Но думая так, Иван Иванович торопливо оделся и, наскоро ополоснув лицо, приволок из кладовки большой ящик со всяким железным припасом. Погремев, достал шесть ржавых скоб и небольшой блочок, который можно было приколотить к потолочине и перекинуть через него веревку, привязав ее к вороту. Пихнув в карман фуфайки горсть длинных гвоздей, взял молоток и вышел на улицу.

Утро только-только забрезжило, звезды еще играли вовсю, и лишь через ветви старой березы на краю деревни процеживался невнятный свет с восточной стороны. Иван Иванович споткнулся о тракторную колею, роса с высокой травы брызнула в голенища. Из-за темени не сразу разглядел он Матрену, лежащую на плахах настила над самым колодцем.

- Вишь, нашла место! - проворчал Иван Иванович. Неча душу-то рвать, поберегчи надо!

- Живой он, Ваня! - радостно, как ему показалось, прошептала Матрена.- Живой! Стонет, сама чула! Ой, делайте, мужики скоряя чего-нибудь! Замерзнет ведь парень-то!

- Ну-ко уйди! Послушаю...

Матрена неловко, на карачках, сползла с настила.
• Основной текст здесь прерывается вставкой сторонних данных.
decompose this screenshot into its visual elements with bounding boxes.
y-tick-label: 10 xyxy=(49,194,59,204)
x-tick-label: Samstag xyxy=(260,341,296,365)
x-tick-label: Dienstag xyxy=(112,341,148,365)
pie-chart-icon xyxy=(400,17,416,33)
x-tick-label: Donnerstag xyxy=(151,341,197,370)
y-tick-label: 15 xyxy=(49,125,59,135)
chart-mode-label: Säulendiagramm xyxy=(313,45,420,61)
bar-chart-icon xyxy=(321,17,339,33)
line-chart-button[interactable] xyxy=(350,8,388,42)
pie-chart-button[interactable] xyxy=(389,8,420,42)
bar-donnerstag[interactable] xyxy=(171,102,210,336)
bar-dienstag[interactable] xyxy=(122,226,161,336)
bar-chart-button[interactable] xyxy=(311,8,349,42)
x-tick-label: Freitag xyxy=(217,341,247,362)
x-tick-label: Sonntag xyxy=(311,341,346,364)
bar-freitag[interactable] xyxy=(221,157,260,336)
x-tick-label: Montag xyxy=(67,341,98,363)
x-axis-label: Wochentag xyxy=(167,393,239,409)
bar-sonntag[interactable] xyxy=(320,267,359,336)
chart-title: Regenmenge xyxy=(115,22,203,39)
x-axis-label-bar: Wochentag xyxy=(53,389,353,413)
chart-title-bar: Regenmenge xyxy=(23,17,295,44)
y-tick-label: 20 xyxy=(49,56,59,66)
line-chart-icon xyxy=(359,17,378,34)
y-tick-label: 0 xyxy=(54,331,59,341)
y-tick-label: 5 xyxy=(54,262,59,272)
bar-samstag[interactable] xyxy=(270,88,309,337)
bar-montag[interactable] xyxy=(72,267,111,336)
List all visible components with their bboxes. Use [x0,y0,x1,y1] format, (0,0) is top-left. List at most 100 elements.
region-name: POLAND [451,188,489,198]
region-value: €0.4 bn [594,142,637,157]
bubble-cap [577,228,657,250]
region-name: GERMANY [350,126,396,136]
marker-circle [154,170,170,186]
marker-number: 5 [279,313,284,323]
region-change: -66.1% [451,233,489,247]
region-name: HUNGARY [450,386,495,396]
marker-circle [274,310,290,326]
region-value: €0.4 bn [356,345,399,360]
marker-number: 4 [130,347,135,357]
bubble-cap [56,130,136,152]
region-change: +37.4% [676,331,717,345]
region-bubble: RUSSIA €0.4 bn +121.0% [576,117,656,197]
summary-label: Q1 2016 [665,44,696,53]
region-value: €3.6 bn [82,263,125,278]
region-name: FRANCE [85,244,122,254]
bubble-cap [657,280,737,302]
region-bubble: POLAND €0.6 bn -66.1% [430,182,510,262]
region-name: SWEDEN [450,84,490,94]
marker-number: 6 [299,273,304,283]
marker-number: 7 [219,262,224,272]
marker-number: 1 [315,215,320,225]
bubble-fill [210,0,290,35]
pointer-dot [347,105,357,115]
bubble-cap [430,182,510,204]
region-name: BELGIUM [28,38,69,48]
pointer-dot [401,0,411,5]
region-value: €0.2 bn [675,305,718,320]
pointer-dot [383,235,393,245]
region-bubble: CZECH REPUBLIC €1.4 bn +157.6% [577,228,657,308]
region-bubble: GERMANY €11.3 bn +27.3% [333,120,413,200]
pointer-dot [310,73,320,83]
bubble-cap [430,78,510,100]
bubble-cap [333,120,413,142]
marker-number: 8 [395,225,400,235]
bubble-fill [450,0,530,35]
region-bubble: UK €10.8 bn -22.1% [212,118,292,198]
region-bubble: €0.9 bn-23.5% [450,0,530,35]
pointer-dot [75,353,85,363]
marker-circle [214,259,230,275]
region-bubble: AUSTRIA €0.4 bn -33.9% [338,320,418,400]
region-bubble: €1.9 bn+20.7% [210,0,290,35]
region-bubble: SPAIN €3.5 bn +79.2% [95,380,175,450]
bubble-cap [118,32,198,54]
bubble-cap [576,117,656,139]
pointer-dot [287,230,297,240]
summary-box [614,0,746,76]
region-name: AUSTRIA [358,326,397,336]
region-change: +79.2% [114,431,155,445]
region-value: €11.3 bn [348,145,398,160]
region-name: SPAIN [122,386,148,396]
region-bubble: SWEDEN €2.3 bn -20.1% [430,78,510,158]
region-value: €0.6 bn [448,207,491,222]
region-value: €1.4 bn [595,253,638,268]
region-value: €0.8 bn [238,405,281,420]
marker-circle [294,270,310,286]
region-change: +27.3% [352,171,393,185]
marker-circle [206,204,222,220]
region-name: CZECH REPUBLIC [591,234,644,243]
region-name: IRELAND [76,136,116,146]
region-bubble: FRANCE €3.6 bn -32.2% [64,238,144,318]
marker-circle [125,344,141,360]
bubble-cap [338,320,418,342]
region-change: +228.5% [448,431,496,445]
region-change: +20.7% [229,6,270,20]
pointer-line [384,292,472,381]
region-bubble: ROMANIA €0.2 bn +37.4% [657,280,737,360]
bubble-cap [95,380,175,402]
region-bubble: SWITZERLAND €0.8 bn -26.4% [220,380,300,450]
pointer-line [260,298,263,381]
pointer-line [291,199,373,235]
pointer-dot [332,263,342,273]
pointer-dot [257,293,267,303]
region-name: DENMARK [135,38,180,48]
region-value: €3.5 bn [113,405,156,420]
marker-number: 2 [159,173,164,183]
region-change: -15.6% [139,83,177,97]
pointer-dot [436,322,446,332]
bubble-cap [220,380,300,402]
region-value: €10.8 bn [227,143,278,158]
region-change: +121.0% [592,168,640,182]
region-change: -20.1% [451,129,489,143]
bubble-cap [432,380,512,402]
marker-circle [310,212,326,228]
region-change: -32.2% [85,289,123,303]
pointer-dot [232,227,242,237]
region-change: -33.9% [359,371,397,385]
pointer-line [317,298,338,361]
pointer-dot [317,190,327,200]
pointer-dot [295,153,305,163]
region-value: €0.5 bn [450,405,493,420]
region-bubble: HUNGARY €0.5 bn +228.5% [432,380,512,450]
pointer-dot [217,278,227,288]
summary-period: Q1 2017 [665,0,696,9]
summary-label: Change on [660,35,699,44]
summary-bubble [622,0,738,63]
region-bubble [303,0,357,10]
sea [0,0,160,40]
Иван Иванович опустился на ее место, свесил голову в темную яму колодца, но сколько ни напрягался, затаивая дыхание, не услышал ничего, кроме тягучего звона в ушах от прихлынувшей крови.

- Живой ведь он, Ваня, живой? - с мольбой спросила Матрена.

- Вроде живой... - неуверенно ответил старик и тяжело поднялся. - Где-то тут лопата валялась. Я стану ямы под упоры копать, а ты сходи, пособирай каменья, стояки-то зажать.

Он успел выкопать одну яму под упор для ворота прежде, чем выглянуло солнце. Истошно замычала корова в хлеву у Матрены, ей откликнулась нетель со двора Ивана Ивановича, залаяла собака с крыльца Хвостовых - у Миши, кроме Полкана, скотины не водилось.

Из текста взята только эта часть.